Monty passed glasses laced with bubbles. He raised his glass and said, To film.

Claire said to Monty, To make a long story short he spent part of one night with her and now she’s calling him transatlantic.

Monty said, So father and son do talk after all. I can guess why Jerry likes to think his friend was impotent with that girl.

I wasn’t going to tell Claire what I had found in her beautiful foot, which was what I had found all over again on my son’s floor. But so that it may be taken for granted in what follows I will make it clear: the map of Jenny’s that Will borrowed, and in which as if nearsightedly I’d seen merely Mr. Ogg’s gradients and my pride in Will’s grades, was mainly of the Isle of Lewis in the Outer Hebrides; and while Jenny after all was not likely to go trekking seven hundred miles up there herself, she was involved with Reid and Reid with the red-haired woman and the red-haired woman through the gallery was connected with the Indian and perhaps with Aut and through the Softball Game with the Indian and with us. Now whatever the meaning of the black-haired chap’s whisper in the Unplaced Room that I had so attentively depictured before we began shooting, his friend the deserter whom he treated with increasing condescension which the camera must dramatically have caught, had explicitly lived in that northernmost part of the Hebrides that Jenny’s ordnance survey map covered (or was it Reid’s? Not mine because it was too well used and I was sure I’d never bought one of Lewis).

It was necessary now to talk. We had had our sips, and now I had given thanks for hospitality and said how different this room looked with the northwest light let in past the opened blinds, and Monty had said I must be eager to get back to London and Claire could
live
there and he and she had talked about it.

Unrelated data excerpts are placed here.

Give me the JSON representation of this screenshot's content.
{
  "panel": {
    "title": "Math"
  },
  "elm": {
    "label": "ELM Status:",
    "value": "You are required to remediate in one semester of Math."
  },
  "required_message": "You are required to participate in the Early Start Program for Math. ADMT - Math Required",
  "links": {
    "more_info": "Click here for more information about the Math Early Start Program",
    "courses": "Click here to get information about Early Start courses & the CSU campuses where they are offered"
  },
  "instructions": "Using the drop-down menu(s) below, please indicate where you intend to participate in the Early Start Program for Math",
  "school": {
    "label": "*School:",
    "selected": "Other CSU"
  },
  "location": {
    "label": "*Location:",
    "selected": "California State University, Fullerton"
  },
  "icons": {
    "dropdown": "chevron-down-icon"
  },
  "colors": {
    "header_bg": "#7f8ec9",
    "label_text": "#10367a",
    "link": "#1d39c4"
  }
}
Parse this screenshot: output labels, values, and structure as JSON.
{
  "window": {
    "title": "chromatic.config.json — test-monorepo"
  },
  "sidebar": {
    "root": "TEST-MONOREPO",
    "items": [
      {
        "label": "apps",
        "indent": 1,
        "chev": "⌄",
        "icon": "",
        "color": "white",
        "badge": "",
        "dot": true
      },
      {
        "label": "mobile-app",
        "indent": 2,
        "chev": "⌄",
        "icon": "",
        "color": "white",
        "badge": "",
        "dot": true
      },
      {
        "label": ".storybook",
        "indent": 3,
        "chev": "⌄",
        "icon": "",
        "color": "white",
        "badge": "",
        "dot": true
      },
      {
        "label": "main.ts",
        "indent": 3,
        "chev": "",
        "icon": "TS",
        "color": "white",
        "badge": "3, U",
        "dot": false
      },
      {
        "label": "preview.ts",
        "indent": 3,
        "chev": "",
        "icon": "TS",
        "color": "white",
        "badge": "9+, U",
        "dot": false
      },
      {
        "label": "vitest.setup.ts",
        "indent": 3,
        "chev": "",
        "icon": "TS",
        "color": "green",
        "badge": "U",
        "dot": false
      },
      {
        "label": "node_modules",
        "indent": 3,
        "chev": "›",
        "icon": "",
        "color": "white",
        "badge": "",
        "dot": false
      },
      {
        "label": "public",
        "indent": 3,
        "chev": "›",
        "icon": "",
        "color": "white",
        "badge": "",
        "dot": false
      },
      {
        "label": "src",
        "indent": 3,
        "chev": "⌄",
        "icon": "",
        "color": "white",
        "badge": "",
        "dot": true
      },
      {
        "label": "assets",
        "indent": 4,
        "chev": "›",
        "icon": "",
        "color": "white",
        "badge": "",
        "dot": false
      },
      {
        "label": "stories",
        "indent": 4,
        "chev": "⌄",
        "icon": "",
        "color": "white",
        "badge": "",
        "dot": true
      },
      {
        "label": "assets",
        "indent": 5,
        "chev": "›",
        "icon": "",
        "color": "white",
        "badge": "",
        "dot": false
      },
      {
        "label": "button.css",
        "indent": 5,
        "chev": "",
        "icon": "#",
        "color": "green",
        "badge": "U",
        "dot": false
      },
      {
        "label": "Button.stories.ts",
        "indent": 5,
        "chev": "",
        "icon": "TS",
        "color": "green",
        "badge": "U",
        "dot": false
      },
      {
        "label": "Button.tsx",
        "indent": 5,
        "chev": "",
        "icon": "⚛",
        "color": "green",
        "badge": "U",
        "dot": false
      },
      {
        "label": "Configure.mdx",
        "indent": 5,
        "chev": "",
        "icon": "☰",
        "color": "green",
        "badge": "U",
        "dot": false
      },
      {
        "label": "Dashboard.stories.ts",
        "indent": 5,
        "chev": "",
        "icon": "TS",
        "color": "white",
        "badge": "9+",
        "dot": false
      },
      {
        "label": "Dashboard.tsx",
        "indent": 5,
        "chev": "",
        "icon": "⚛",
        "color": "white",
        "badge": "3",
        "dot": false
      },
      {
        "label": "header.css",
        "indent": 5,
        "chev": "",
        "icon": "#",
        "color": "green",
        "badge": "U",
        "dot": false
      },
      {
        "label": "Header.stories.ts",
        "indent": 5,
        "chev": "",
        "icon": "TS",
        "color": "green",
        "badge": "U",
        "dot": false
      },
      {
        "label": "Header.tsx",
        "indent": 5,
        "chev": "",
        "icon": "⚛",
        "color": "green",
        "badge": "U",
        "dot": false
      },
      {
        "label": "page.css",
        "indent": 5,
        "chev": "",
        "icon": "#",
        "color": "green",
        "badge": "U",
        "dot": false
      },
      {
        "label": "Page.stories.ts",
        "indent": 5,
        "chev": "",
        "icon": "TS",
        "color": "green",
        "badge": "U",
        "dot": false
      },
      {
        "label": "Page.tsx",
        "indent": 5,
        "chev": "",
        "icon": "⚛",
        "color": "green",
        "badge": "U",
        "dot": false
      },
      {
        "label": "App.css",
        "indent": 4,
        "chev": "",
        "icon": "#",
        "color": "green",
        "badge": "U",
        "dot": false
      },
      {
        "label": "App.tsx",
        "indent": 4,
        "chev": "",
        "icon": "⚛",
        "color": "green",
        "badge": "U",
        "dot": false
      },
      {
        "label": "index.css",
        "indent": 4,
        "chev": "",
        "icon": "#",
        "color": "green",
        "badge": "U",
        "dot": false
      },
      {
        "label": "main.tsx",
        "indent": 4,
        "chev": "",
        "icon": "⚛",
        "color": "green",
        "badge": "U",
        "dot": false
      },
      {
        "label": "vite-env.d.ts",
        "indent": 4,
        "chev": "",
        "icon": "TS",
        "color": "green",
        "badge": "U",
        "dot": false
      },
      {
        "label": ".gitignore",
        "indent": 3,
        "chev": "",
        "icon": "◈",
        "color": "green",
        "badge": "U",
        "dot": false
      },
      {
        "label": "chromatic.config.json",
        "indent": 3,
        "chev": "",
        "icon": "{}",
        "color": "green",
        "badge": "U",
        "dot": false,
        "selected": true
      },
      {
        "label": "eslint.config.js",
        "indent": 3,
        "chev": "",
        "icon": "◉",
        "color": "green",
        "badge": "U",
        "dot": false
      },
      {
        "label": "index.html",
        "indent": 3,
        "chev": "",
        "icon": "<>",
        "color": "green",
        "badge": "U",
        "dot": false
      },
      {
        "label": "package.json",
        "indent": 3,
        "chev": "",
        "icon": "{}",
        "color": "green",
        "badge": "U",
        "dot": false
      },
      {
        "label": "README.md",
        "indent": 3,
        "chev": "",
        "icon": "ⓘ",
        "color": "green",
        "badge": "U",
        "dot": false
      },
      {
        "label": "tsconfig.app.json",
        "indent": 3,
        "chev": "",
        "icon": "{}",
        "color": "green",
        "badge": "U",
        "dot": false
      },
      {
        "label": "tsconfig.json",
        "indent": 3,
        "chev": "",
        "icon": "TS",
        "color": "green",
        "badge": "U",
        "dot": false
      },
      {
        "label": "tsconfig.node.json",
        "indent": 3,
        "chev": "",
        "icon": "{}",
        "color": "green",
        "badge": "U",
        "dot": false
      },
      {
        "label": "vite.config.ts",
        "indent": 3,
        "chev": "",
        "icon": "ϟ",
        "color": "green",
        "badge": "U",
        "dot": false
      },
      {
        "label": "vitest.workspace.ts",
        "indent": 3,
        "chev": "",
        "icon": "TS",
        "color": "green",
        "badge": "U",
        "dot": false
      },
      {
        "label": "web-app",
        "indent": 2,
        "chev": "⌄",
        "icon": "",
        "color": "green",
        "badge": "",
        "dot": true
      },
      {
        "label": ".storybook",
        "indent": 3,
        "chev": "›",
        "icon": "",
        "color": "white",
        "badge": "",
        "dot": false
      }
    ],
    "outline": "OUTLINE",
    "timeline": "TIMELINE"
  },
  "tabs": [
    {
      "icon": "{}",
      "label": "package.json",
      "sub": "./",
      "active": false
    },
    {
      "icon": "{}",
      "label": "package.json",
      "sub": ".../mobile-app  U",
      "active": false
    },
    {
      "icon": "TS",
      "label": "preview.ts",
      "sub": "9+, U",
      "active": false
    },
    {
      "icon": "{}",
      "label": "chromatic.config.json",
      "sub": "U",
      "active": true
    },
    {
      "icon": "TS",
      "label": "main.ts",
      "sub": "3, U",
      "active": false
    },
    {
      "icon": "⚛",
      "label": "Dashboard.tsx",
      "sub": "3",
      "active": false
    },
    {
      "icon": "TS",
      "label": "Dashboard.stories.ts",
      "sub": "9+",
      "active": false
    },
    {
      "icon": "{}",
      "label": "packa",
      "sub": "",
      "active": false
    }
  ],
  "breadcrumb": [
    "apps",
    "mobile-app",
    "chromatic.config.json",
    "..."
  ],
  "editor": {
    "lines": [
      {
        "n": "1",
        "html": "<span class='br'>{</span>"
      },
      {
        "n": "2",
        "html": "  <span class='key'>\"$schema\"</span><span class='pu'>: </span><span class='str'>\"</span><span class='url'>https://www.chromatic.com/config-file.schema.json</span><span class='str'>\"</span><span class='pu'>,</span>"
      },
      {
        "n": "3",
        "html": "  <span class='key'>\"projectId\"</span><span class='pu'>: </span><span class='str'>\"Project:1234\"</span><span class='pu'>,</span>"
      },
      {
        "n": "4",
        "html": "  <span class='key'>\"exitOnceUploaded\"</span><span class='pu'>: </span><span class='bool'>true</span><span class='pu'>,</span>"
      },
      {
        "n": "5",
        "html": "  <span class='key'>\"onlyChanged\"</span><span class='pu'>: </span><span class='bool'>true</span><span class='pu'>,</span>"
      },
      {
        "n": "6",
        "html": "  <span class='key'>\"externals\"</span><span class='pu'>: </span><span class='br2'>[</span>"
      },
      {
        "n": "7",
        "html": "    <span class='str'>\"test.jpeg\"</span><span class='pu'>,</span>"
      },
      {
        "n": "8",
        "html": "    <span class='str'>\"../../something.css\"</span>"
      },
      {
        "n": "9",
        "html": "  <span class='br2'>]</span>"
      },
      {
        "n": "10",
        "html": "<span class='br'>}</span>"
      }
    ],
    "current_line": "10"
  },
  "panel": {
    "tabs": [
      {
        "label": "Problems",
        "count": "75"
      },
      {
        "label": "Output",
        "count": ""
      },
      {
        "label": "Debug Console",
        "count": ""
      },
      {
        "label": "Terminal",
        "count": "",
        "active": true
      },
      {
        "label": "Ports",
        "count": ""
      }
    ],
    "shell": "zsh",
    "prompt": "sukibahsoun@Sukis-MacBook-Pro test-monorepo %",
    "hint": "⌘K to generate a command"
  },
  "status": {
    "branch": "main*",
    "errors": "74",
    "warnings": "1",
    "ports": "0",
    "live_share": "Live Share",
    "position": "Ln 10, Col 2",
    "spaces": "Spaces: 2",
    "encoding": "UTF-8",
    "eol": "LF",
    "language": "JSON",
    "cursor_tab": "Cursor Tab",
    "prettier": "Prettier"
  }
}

Claire said Dagger had had the right idea. I asked if she’d give up her job with Aut or work for him abroad. She smiled at Monty, who was a very good twenty years older, and he said to me gently looking back at her that Outer Film didn’t do all that much in Europe.

I said, But Phil Aut.

Monty said Claire knew more than he about Phil Aut, but what he knew was simple: Phil Aut was his brother-in-law, he was doing OK but was having to support his operation increasingly with porn imports and educational films and Claire thought he had a new silent partner; Phil was younger than he looked, lived in Connecticut, had no contact with Monty, and had a cousin attached to the twelfth precinct.

Claire was looking like Jenny again, in a blue blouse and pale green jeans, her light hair parted in the middle and flowing down beside her eyes. Her feet were tucked under her and against the white couch she was more vivid than she had been last week, an autumn sacrifice plucked from the fingers of a god by Monty Graf, who knew how old he was now and how old he’d be in ten years.

He was talking oh so calmly, very quietly; King Street was as quiet as Highgate, a car ran by, Claire bent her head looking at nothing, Monty was explaining that she didn’t know as much as I thought but did know more than he did, and that now on the basis of what she knew, she reckoned the time had come to change.

On what she knows about what? I asked.